CW: Können Sie den finanziellen Benefit der neuen Plattform quantifizieren?
Nicke: Nur beispielhaft: Wenn man im Portal eine Installationsanzeige einstellt, dauert dies für den Standardfall maximal drei Minuten. Im alten Portal waren es sicher geschätzt zehn Minuten. Weiter spart sich der Installateur viel Aufwand. So liessen sich früher in das Formular für eine Ins­tallationsanzeige viele Daten eintragen, die gar nicht unbedingt notwendig oder richtig waren. Oder es konnten Einträge an der falschen Stelle gemacht werden. Im neuen Portal sind Logiken implementiert, die alle erforderlichen Daten abfragen. Bei bestimmten Einträgen können dann nur noch einige wenige Parameter ausgewählt werden, alle anderen sind ausgeschlossen. Beim Umbau einer Liegenschaft mussten auf dem Papier alle Daten neu eingetragen werden. In dem Portal lassen sich die Informationen aus den Stammdaten importieren, sodass nur noch die Angaben für den tatsächlichen Umbau erforderlich sind.
CW: Welchen zweiten Geschäftsprozess haben Sie in der Software abgebildet?

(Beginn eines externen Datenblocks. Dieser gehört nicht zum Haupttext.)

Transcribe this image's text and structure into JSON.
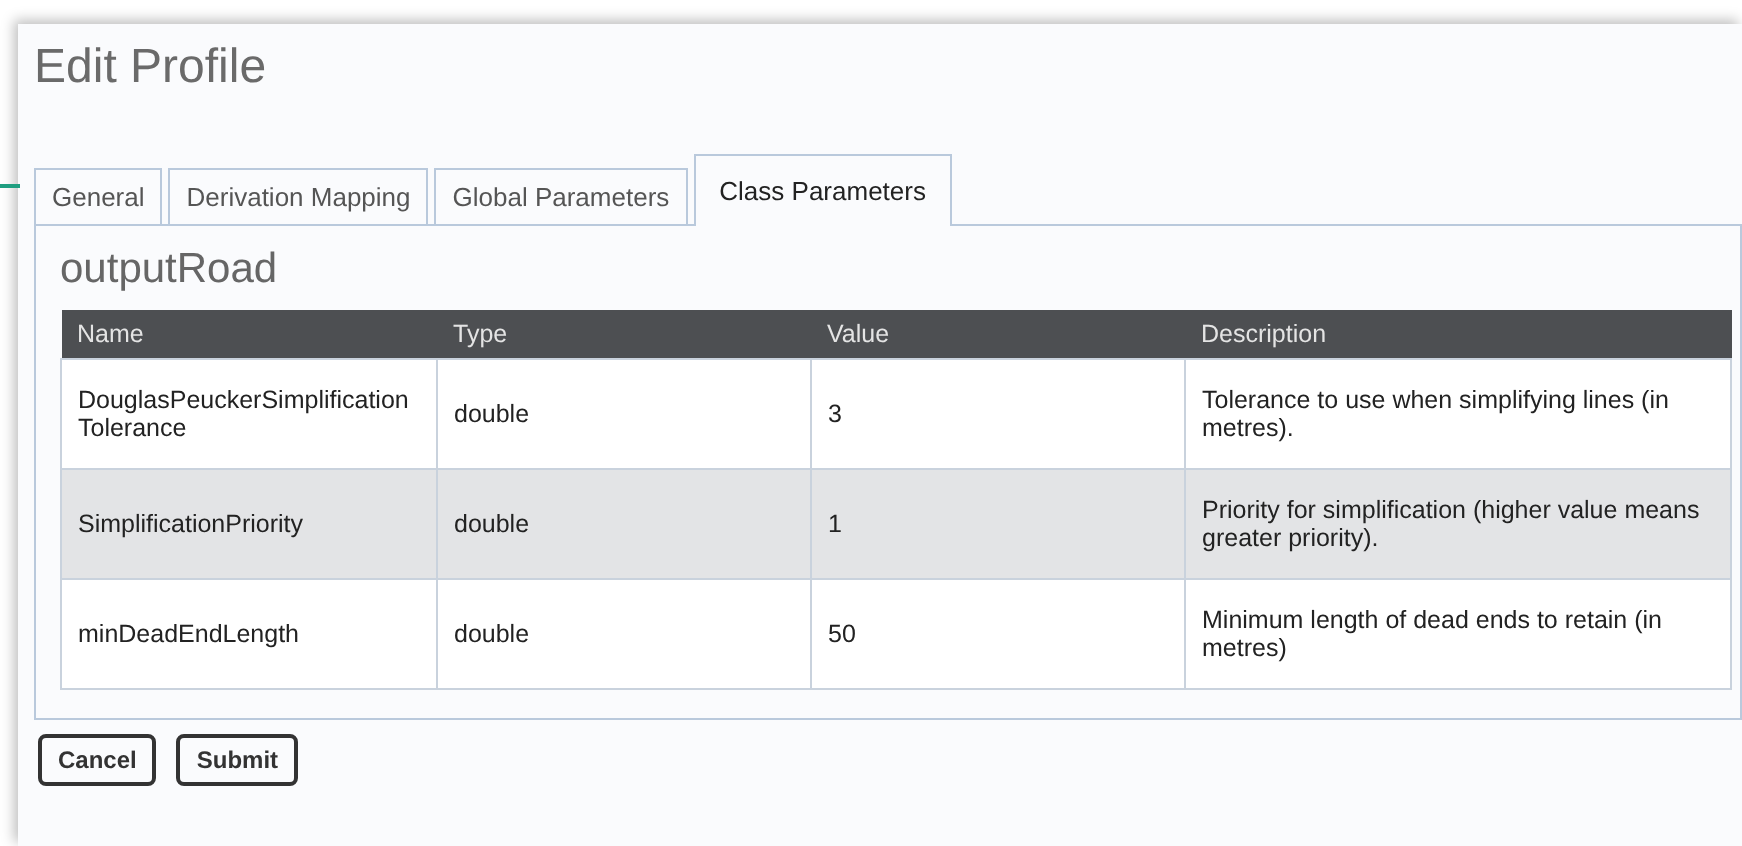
{
  "window": {
    "title": "Edit Profile"
  },
  "tabs": [
    {
      "label": "General",
      "selected": false
    },
    {
      "label": "Derivation Mapping",
      "selected": false
    },
    {
      "label": "Global Parameters",
      "selected": false
    },
    {
      "label": "Class Parameters",
      "selected": true
    }
  ],
  "section": {
    "heading": "outputRoad"
  },
  "table": {
    "columns": [
      "Name",
      "Type",
      "Value",
      "Description"
    ],
    "rows": [
      [
        "DouglasPeuckerSimplificationTolerance",
        "double",
        "3",
        "Tolerance to use when simplifying lines (in metres)."
      ],
      [
        "SimplificationPriority",
        "double",
        "1",
        "Priority for simplification (higher value means greater priority)."
      ],
      [
        "minDeadEndLength",
        "double",
        "50",
        "Minimum length of dead ends to retain (in metres)"
      ]
    ]
  },
  "buttons": [
    "Cancel",
    "Submit"
  ]
}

Meyer: Die erwähnte «periodische Kontrolle». Das Gesetz schreibt vor, dass jede Elektroinstallation nach 20 Jahren Betrieb durch ein unabhängiges Kontrollorgan geprüft werden muss. Die Herausforderungen hier sind erstens der vergleichsweise lange Zeitraum zwischen Installation und Prüfung. Und dann folgt plötzlich eine Aufforderung zur periodischen Kontrolle. Zweitens ist das Finden eines unabhängigen Kontrollorgans für den angeschriebenen Kunden schwierig. Diese Unternehmen müssen zertifiziert sein und es darf nicht der ursprüngliche Installateur sein. Und drittens die drakonische Strafandrohung durch das Eidgenössische Starkstrominspektorat ESTI, wenn der Kunde sich der Kontrolle verweigert oder diese auch nur vergisst.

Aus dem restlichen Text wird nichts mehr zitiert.